Tussen de echtgenoten zal een gemeenschap bestaat,
welke uitsluitend omvat:
het appartementsrecht (...) van de woning (...) gelegen aan de a-weg (...) te Z (...)
2.a. de op het sub 1 gemeld registergoed rustende hypothecaire schuld ten behoeve van de ABN AMRO Bank N.V., gevestigd te Z, thans in hoofdsom groot f 200.000,-- (...) aangegaan bij akte op één april negentienhonderd twee en negentig (...)
b. de op gemeld registergoed rustende hypothecaire schuld ten behoeve van Kk B.V., gevestigd te Z, in hoofdsom groot f 75.000,-- (...) aangegaan bij akte op vijftien februari negentienhonderd drie en negentig (...).
Artikel 12.
Tot de in artikel 11 bedoelde gemeenschap zijn gerechtigd:
de man voor zeven en twintig/zeven en dertigste (27/37) onverdeeld aandeel en de vrouw voor tien/zeven en dertigste (10/37) onverdeeld aandeel.
Artikel 13.
(...)
De verschenen personen hebben nog verklaard:
(...)
het huwelijk zal voltrokken worden te Y op twee en twintig oktober negentienhonderd drie en negentig."

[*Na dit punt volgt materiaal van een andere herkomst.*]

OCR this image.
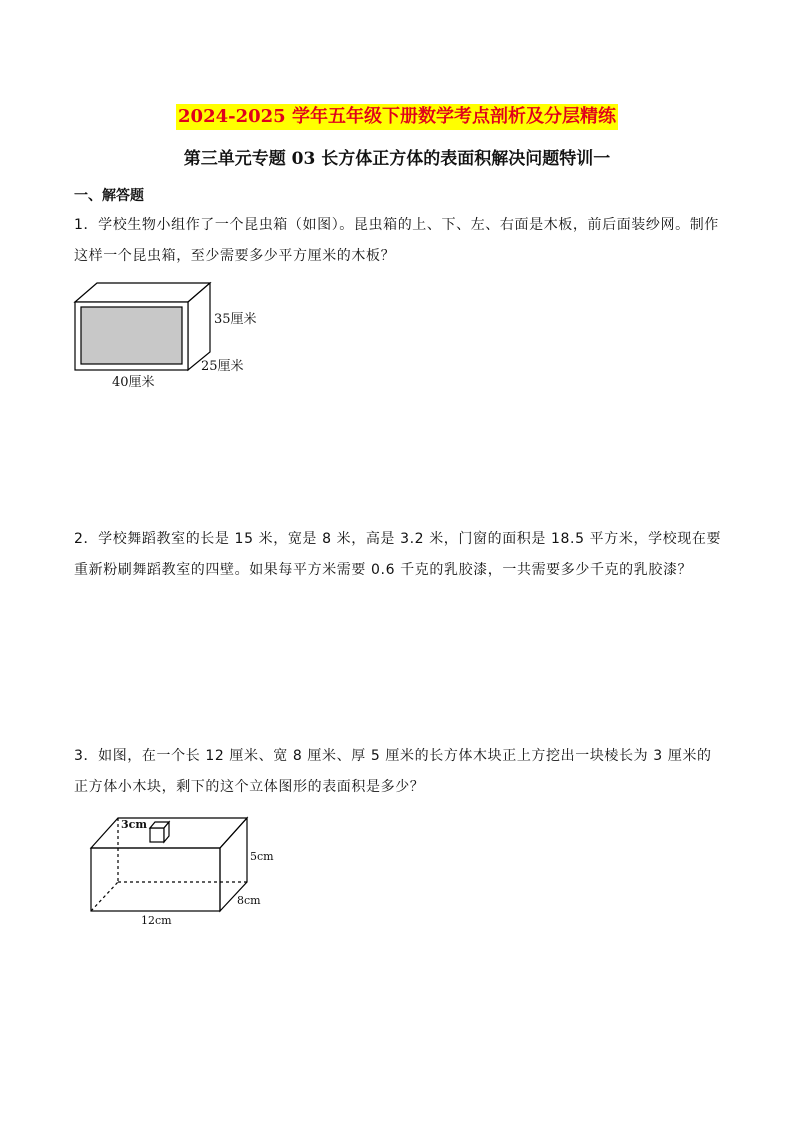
2024-2025 学年五年级下册数学考点剖析及分层精练
第三单元专题 03 长方体正方体的表面积解决问题特训一
一、解答题
1．学校生物小组作了一个昆虫箱（如图）。昆虫箱的上、下、左、右面是木板，前后面装纱网。制作这样一个昆虫箱，至少需要多少平方厘米的木板？
35厘米
25厘米
40厘米
2．学校舞蹈教室的长是 15 米，宽是 8 米，高是 3.2 米，门窗的面积是 18.5 平方米，学校现在要重新粉刷舞蹈教室的四壁。如果每平方米需要 0.6 千克的乳胶漆，一共需要多少千克的乳胶漆？
3．如图，在一个长 12 厘米、宽 8 厘米、厚 5 厘米的长方体木块正上方挖出一块棱长为 3 厘米的正方体小木块，剩下的这个立体图形的表面积是多少？
3cm
5cm
8cm
12cm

2.17. Op verzoek van de inspecteur is door D van de Belastingdienst Grote ondernemingen te Z een onderzoek ingesteld naar onder meer de woonplaats van belanghebbende. In een memo, met 11 bijlagen, van 3 december 1997 rapporteert D hierover als volgt:
"2.1 Bankrekeningen algemeen
Dhr. X heeft desgevraagd bankrekeningen ter inzage verstrekt. Aanvankelijk een tweetal rekeningen, doch nadien (toen de eerder verstrekte dagafschriften informatie bleek te bevatten die naar het bestaan van andere rekeningen leidde) nog een 6 tal. (...) Op hun beurt leidden deze rekeningen naar nog weer andere (vermoedelijke) rekeningen ten name van X (...). Ik heb thans (...) nog steeds niet alle gevraagde stukken ter inzage ontvangen (...). Ik sluit niet uit dat wij geen volledig beeld hebben van de financiële positie van hr. X.
2.2: Bestedingspatroon 1992-1994 en overige gegevens m.b.t. de woonplaats in die jaren.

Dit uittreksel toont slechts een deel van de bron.